If $A:=k$ is a field and $\mathfrak{m}\subseteq B$ corresponds to a $k$-rational point, it follows there is an isomorphism
T4.  $J^l(\mathfrak{m}):= J^l\otimes_{B_{\mathfrak{m}}}\kappa(\mathfrak{m}) \cong  B/\mathfrak{m}^{l+1}$.
More generally $J^l(E)(\mathfrak{m})\cong E/\mathfrak{m}^{l+1}E$, and the Taylor morphism $T^l(\mathfrak{m})$ is the canonical map
T5. $T^l(\mathfrak{m}): E \rightarrow E/\mathfrak{m}^{l+1}E$
defined by $T^l(\mathfrak{m})(e):=\overline{e}$.
Example.
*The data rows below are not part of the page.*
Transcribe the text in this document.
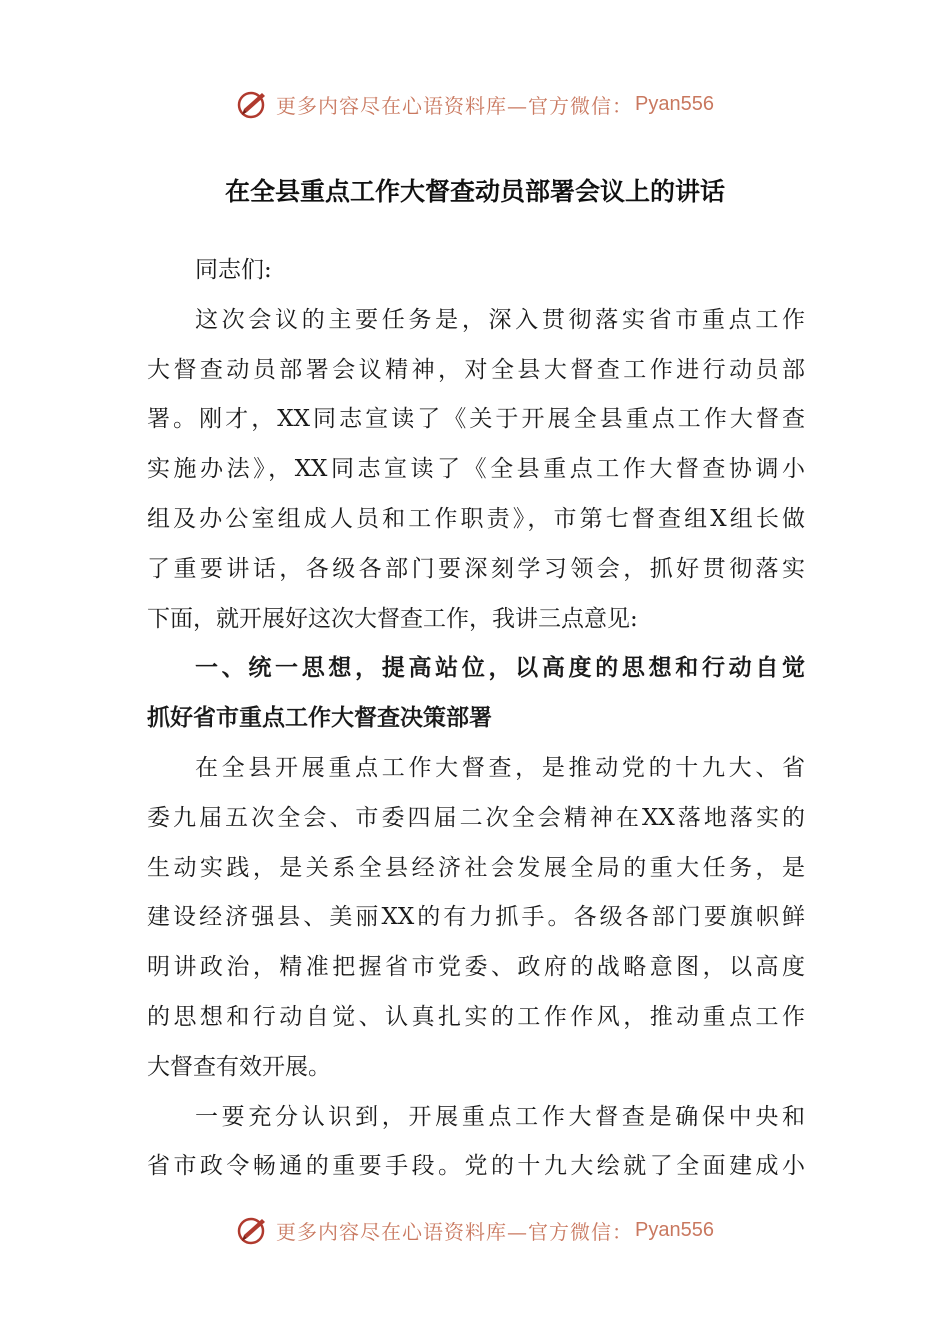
更多内容尽在心语资料库—官方微信： Pyan556
在全县重点工作大督查动员部署会议上的讲话
同志们:
这次会议的主要任务是，深入贯彻落实省市重点工作
大督查动员部署会议精神，对全县大督查工作进行动员部
署。刚才，XX同志宣读了《关于开展全县重点工作大督查
实施办法》，XX同志宣读了《全县重点工作大督查协调小
组及办公室组成人员和工作职责》，市第七督查组X组长做
了重要讲话，各级各部门要深刻学习领会，抓好贯彻落实
下面，就开展好这次大督查工作，我讲三点意见:
一、统一思想，提高站位，以高度的思想和行动自觉
抓好省市重点工作大督查决策部署
在全县开展重点工作大督查，是推动党的十九大、省
委九届五次全会、市委四届二次全会精神在XX落地落实的
生动实践，是关系全县经济社会发展全局的重大任务，是
建设经济强县、美丽XX的有力抓手。各级各部门要旗帜鲜
明讲政治，精准把握省市党委、政府的战略意图，以高度
的思想和行动自觉、认真扎实的工作作风，推动重点工作
大督查有效开展。
一要充分认识到，开展重点工作大督查是确保中央和
省市政令畅通的重要手段。党的十九大绘就了全面建成小
更多内容尽在心语资料库—官方微信： Pyan556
Let $M$ be a complex manifold with structure sheaf $\mathcal{O}_M$ and let $\mathcal{E}$ be a locally trivial $\mathcal{O}_M$-module of finite rank. Let $\mathcal{O}_{M\times M}$ be the structure sheaf of the product manifold and let $p,q:M\times M \rightarrow M$ be the two projection maps. You may define $J^l_M:=\mathcal{O}_{M\times M}/I^{l+1}$ where $I$ is the "ideal of the diagonal", and $J^l_M(\mathcal{E}):=p_*(J^l_M \otimes q^*\mathcal{E})$.
There is a Taylor morphism,
T6. $T^l: \mathcal{E}\rightarrow J^l_M(\mathcal{E})$
similar to the map T1 defined in the algebraic case. Note that when $f:X \rightarrow Y$ is a map of complex manifolds, the pull back $f^*\mathcal{E}$ is defined as follows. The map $f$ induce a map
T7. $f^{\#}:\mathcal{O}_Y \rightarrow f_*\mathcal{O}_X$.
Let $U\subseteq Y$ be an open set and let $f_U:f^{-1}(U)\rightarrow U$ be the restricted map. Since $f$ is holomorphic it follows $f_U$ is holomorphic.
If $s\in \mathcal{O}_Y(U)$ is a holomorphic function it follows $s\circ f\in \mathcal{O}_X(f^{-1}(U))$ is a holomorphic function, inducing the map $f^{\#}$. We get an induced map $\tilde{f}: f^{-1}(\mathcal{O}_Y)\rightarrow \mathcal{O}_X$. Since $\mathcal{E}$ is an $\mathcal{O}_Y$-module it follows $f^{-1}(\mathcal{E})$ is an $f^{-1}(\mathcal{O}_Y)$-module, and we define
T8. $f^*\mathcal{E}:=\mathcal{O}_X\otimes_{f^{-1}(\mathcal{O}_Y)}f^{-1}(\mathcal{E})$.
It follows the left $\mathcal{O}_X$-module $J^l(\mathcal{E})$ is a locally trivial sheaf of finite rank on $X$. I believe Hartshornes Exercise II.5.18 is true in this case, hence there is an equivalence of categories between the category of finite rank locally trivial sheaves on $X$ and the category of finite rank holomorphic vector bundles on $X$. Hence to $J^l(\mathcal{E})$ you should get a holomorphic vector bundle $J^l_{h}(\mathcal{E})$ whose fiber is the fiber described above. This gives a global definition valid for any finite rank  locally free sheaf on any complex manifold.